On August 16, 1974 a United Nations ceasefire resolution was declared, bringing the invasion, dubbed Operation Attila by Turkey, to an end. But Cyprus would never be the same.
When all was said and done, thousands of Greek Cypriots were killed; women of all ages raped; nearly 200,000 Greek Cypriots became refugees, forced from their home and property; cultural property including scores of churches were defaced and destroyed; roughly 1,600 remain missing; and 37 percent of the island continues to be illegally occupied and now illegally settled by more than 180,000 Turks from Anatolia.
Nicosia is the last divided capital in Europe, with more than 1,000 U.N. peacekeepers still patrolling the buffer zone in the country, and Turkey continues to be the only nation that recognizes the “Turkish Republic of Northern Cyprus” as a country.
After decades of negotiations between the two sides a settlement remains a distant hope, though Cypriot President Nicos Anastasiades recently said ‘progress is being achieved’ in the current round of talks.

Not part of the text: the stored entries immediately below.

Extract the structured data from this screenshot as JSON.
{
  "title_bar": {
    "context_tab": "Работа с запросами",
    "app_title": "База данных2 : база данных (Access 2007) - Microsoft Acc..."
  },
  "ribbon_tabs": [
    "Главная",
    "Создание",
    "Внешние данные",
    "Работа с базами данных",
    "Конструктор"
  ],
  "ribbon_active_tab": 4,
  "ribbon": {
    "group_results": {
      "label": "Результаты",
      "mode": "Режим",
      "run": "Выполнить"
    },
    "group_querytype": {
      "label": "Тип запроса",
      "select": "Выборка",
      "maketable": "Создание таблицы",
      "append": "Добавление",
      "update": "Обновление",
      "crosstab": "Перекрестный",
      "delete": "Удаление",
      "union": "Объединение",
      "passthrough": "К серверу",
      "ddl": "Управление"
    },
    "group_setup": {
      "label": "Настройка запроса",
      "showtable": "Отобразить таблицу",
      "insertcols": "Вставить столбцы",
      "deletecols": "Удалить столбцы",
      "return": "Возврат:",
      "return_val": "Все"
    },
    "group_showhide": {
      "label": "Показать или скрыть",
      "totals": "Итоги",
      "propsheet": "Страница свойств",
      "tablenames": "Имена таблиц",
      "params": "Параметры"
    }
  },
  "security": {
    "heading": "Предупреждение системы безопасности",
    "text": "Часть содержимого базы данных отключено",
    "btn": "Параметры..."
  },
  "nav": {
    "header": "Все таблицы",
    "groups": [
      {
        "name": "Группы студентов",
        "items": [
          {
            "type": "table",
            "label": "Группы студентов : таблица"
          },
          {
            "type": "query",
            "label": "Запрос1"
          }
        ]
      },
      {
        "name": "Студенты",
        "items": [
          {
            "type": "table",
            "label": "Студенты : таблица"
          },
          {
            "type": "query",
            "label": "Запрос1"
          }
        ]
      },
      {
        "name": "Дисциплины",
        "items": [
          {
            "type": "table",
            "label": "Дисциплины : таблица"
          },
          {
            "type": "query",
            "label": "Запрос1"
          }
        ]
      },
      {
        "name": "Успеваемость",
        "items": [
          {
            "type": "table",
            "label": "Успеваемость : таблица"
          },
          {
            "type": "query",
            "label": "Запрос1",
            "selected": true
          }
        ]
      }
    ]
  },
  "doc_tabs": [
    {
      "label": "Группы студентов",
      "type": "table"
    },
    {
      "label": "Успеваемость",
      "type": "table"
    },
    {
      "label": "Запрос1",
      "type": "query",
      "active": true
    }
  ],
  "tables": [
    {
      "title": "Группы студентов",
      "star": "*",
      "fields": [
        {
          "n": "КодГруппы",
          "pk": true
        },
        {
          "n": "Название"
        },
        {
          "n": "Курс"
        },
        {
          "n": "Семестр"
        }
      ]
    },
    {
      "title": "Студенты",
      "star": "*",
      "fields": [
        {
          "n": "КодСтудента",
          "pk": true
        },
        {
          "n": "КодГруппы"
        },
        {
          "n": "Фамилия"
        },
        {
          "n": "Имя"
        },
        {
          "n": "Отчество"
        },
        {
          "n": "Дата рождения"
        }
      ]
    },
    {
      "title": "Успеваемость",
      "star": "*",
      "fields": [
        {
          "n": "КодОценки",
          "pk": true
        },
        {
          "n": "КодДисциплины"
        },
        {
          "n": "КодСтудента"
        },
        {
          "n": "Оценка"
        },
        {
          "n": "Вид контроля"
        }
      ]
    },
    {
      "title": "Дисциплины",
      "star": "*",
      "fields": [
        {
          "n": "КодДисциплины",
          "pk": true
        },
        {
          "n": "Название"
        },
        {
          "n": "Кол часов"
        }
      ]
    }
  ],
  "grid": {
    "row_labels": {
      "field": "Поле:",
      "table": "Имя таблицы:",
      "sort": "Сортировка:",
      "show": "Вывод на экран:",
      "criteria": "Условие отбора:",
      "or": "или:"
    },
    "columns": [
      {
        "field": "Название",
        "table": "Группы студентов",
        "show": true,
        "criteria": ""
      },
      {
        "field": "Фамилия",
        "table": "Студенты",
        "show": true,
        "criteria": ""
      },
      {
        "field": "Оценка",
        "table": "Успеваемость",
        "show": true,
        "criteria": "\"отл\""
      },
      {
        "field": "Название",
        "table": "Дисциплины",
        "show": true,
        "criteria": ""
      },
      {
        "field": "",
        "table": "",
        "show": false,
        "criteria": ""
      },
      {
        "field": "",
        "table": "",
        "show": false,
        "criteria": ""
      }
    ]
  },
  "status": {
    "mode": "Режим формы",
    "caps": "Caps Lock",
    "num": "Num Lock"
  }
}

Nevertheless, while today is celebrated in the north, it continues to be a somber day for the republic and the diaspora Cypriot and Greek communities around the world.
“[The invasion] was, and remains to this very day, an intolerable act; one that is a gross violation of the rule of law, human rights, and democratic ideals,” American Hellenic Educational Progressive Association President John Galanis said in a statement.
In a similar statement condemning the Turkish invasion of Cyprus on Monday, the American Hellenic Institute also noted some of the obstacles that have hampered progress on settlement talks.
“Turkey’s threats and inflammatory rhetoric toward Cyprus are a disappointment,” the statement said. “In addition to the 43,000 illegal Turkish troops occupying the Republic of Cyprus, Turkish threats against Cyprus have been clearly evident. From October 2014 to April 2015, Turkish incursion into Cyprus’ Exclusive Economic Zone (EEZ) was provocative and unnecessarily elevated tensions, which led to suspension of settlement talks. During this period, Turkey authored its Navy for full implementation of amended rules of engagement off the shores of Cyprus, Egypt and Israel, and sent warships into the area. AHI also recalls Turkish Prime Minister Recep Tayyip Erdogan’s November 2013 comment, “There is no country named Cyprus. There is the local administration of south Cyprus” as evidence of Turkey’s incendiary rhetoric.”
Galanis argued that Ankara holds the key to a successful settlement by letting the Turkish Cypriot community have the freedom to negotiate a solution within the UN’s framework and removing its 40,000 troops from the country. Moreover, urging Turkey to take these steps would be in the United States’ best interest, he said, as a solution would bring peace and potentially energy security to the eastern Mediterranean region, EU, and other U.S. allies in the region.
AHI’s statement also served as a reminder that Cyprus is a valued U.S. ally on security and counterterrorism issues, which VP Joe Biden publicly affirmed last year. Thus, the U.S. has an important role to play in helping settlement talks move forward, the organization argued.
“AHI contends the U.S can play a crucial role in finding a solution to the Cyprus issue by getting realistic with Turkey and eliminating its double-standard policy that has rewarded Turkish aggression and ignored countless violations of the rule of law in Cyprus,” the statement continued. “In light of the resumption of settlement talks, AHI calls on the U.S. government to place pressure on Turkey to advance the Rule of Law on Cyprus. Turkey must demonstrate that it will cease its intransigence on Cyprus and play a constructive role in the settlement process.”
AHEPA for its part said it hopes the time will soon come that the anniversary of a settlement can be celebrated instead.